Cation- and vacancy-ordering in Li_xCoO_2

TL;DR

This study combines computational methods to analyze cation and vacancy ordering in LiCoO_2, revealing stable structures, high-temperature order-disorder transitions, and ways to optimize battery voltage through different configurations.

Contribution

It provides a detailed computational analysis of Li/Co ordering and predicts how various configurations affect the voltage of Li_xCoO_2 batteries.

Findings

CuPt structure is the lowest-energy state in LiCoO_2.

Order-disorder transitions occur at temperatures much higher than melting.

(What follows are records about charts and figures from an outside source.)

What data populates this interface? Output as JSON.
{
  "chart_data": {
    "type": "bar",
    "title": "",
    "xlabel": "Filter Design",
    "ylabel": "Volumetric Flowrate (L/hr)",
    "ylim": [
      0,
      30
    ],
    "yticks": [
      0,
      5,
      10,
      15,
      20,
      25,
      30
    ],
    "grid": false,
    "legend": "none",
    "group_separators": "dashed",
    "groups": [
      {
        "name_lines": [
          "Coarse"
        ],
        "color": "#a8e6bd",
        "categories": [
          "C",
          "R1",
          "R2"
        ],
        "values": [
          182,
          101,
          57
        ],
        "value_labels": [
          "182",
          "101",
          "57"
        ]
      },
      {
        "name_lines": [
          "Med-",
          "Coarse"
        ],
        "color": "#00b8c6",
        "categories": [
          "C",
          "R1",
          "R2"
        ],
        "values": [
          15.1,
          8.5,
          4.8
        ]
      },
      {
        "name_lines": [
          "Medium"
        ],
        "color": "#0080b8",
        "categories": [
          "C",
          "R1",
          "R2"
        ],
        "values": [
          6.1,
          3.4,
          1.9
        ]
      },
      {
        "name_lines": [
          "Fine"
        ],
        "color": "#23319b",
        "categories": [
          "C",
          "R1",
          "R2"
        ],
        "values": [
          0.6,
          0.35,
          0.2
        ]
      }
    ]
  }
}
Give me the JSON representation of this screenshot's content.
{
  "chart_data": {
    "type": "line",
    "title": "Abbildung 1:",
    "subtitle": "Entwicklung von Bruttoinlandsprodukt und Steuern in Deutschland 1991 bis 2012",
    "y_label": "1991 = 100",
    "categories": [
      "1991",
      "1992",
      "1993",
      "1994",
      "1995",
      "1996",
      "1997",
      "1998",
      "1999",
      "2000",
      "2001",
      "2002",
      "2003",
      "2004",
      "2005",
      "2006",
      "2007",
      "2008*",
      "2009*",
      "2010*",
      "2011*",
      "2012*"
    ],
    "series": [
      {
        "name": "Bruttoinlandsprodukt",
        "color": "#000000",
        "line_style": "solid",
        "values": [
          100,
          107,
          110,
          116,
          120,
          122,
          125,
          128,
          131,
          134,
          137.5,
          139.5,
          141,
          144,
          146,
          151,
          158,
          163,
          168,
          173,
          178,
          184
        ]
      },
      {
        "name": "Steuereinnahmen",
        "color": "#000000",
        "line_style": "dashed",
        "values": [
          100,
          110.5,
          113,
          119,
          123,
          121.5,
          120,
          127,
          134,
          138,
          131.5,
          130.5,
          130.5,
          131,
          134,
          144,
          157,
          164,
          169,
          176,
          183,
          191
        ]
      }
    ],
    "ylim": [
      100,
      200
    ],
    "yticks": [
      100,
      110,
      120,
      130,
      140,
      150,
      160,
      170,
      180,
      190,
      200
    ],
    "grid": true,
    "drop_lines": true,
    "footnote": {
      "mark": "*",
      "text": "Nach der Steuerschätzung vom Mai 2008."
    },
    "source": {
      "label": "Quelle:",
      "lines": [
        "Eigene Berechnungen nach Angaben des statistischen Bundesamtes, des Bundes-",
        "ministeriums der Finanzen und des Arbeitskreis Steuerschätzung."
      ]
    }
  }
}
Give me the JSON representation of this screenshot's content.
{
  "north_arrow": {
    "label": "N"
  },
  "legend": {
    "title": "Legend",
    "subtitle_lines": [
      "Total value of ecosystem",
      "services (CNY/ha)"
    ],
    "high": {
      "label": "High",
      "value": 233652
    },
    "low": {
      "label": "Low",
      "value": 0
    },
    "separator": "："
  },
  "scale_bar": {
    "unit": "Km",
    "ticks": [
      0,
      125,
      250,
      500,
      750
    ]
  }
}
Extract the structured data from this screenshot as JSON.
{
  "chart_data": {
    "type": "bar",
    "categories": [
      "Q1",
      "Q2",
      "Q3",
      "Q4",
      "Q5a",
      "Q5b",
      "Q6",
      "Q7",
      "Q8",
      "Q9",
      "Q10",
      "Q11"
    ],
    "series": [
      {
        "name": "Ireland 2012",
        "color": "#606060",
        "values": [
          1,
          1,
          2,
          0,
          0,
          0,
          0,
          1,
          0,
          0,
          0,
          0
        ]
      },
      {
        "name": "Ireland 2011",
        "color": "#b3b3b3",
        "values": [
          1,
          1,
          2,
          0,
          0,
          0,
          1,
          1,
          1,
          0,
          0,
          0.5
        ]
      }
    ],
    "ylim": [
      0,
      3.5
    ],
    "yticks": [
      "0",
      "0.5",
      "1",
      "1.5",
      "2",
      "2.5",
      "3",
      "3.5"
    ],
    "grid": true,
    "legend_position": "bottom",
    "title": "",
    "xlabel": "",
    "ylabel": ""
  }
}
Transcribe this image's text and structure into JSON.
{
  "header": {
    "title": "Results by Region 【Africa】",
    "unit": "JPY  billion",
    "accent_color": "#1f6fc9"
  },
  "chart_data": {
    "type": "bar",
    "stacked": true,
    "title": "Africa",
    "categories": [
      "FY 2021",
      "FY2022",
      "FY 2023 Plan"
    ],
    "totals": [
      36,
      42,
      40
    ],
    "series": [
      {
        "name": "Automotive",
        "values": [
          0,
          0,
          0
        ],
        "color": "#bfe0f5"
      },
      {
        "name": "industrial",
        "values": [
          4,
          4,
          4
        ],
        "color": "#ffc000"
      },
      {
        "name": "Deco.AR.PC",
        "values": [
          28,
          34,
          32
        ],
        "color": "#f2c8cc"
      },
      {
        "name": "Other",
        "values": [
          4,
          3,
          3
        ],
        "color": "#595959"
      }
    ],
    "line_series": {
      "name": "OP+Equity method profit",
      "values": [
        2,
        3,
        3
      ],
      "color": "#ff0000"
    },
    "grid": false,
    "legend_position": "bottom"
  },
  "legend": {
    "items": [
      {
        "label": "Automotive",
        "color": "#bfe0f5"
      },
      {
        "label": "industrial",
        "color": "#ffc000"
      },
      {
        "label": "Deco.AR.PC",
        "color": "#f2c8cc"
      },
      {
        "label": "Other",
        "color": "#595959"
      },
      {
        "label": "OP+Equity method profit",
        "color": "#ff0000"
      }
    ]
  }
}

Voltage can be increased by cation disordering or forming superlattices.

Abstract

Using a combination of first-principles total energies, a cluster expansion technique, and Monte Carlo simulations, we have studied the Li/Co ordering in LiCoO_2 and Li-vacancy/Co ordering in CoO_2. We find: (i) A ground state search of the space of substitutional cation configurations yields the (layered) CuPt structure as the lowest-energy state in the octahedral system LiCoO_2 (and CoO_2), in agreement with the experimentally observed phase. (ii) Finite temperature calculations predict that the solid-state order- disorder transitions for LiCoO_2 and CoO_2 occur at temperatures (~5100 K and ~4400 K, respectively) much higher than melting, thus making these transitions experimentally inaccessible. (iii) The energy of the reaction E(LiCoO_2) - E(CoO_2) - E(Li) gives the average battery voltage V of a Li_xCoO_2/Li cell. Searching the space of configurations for large average voltages, we find that CuPt (a monolayer <111> superlattice) has a high voltage (V=3.78 V), but that this could be increased by cation randomization (V=3.99 V), partial disordering (V=3.86 V), or by forming a 2-layer Li_2Co_2O_4 superlattice along <111> (V=4.90 V).